Born December 26, 1936, in Iasi, Romania

Nathan Spitzer (now Nat Shaffir) was born on December 26, 1936, in Iasi, Romania, to Anton and Fany Spitzer. In 1931, Anton and his new bride had moved from Transylvania to Bucium, a village near Iasi, along with Anton’s two brothers. The family owned a large dairy farm that supplied dairy products to the Romanian army. The Spitzers’ farm prospered, with many head of cattle. Fany managed the household and raised Nat and his two sisters, Sara and Lili.

One day in 1940, the Fascist Iron Guard visited the farm with a priest who identified the family as Jews. The Spitzers’ farm and all the cattle were confiscated. The family had four hours to pack up their belongings and were allowed to take only one horse and one wagon. They moved into the Socola neighborhood of Iasi. Nat and his sisters were no longer allowed to attend public school.

To make ends meet, Anton purchased from a gentile farmer 35 cows, which were kept outside the city. He traded dairy products for animal feed with the local officials and sold the remaining milk, cheese, or butter to Jewish families in Iasi. Adamant that her children receive an education, Fany bartered milk and cheese for Nat, Sara, and Lili’s private tutoring with Jewish teachers in Socola.

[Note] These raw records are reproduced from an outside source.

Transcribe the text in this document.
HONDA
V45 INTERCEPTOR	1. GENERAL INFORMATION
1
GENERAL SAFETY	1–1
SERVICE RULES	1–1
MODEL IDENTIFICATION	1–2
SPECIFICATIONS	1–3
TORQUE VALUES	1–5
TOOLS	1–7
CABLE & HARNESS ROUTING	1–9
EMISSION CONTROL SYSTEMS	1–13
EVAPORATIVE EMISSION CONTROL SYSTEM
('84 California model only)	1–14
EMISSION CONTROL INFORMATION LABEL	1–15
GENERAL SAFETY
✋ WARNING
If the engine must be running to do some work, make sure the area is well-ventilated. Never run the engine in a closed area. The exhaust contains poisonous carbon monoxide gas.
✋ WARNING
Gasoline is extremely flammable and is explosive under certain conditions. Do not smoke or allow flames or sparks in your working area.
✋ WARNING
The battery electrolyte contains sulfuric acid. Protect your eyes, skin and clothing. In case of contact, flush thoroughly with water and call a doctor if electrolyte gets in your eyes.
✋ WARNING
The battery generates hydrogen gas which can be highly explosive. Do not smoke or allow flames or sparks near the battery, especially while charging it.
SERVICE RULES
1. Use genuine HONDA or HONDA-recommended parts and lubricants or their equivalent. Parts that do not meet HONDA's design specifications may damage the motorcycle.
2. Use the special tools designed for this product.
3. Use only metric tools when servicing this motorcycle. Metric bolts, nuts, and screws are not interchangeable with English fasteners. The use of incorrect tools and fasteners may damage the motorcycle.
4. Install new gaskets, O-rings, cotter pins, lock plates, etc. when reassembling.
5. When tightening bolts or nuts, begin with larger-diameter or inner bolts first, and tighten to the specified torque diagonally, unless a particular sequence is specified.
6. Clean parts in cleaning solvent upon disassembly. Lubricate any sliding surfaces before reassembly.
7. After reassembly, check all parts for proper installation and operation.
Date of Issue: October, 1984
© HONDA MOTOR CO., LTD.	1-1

In early 1944, Romanian military authorities took Anton and other able-bodied men from Iasi to perform forced labor laying new railroad tracks. Nat, Sara, Lili, and Fany were left to manage the dairy business. Eight-year-old Nat and ten-year-old Sara made butter and cheese for the local authorities. Fany continued to barter dairy goods for private education lessons for the children.

Iasi fell to the Russians in July 1944; a few weeks later Anton returned to his family. By that time, most of the Spitzers’ extended family, who had remained in Transylvania when it was occupied by Hungary, had been killed. Fany’s father and ten of her siblings had been transported to the Auschwitz-Birkenau and Buchenwald concentration camps by Hungarian gendarmerie in complicity with the Germans. (Her mother had died years earlier in childbirth.) Her father later died of starvation in a forced labor camp. Only two of Fany’s brothers, Moshe and Lazar Wax, survived to their liberation. Moshe died shortly after while on board a ship heading to a sanatorium in Sweden; Lazar later immigrated to the United States.

After the Communists seized power, the Spitzer children were ridiculed by their non-Jewish classmates and excluded from Communist student groups. It became evident to Anton that continued antisemitism and discrimination provided an unsafe future for his family under Soviet control. In 1947, Anton and Fany decided to leave Romania for Palestine, but their application for an exit permit was repeatedly denied. Eventually Anton bribed local officials to secure passage to Israel. The Spitzer family left Romania in March 1950 on board a cargo ship called the Transylvania and arrived in the port of Haifa just before Passover.

While in Israel, Nat served for three years in the Israeli army. In 1961, he moved to the United States and in 1969 started his own business. He married Merryl Rich of Atlanta, Georgia, in 1970. They have five children and nine grandchildren and live in Maryland, and Nat is a volunteer with the United States Holocaust Memorial Museum.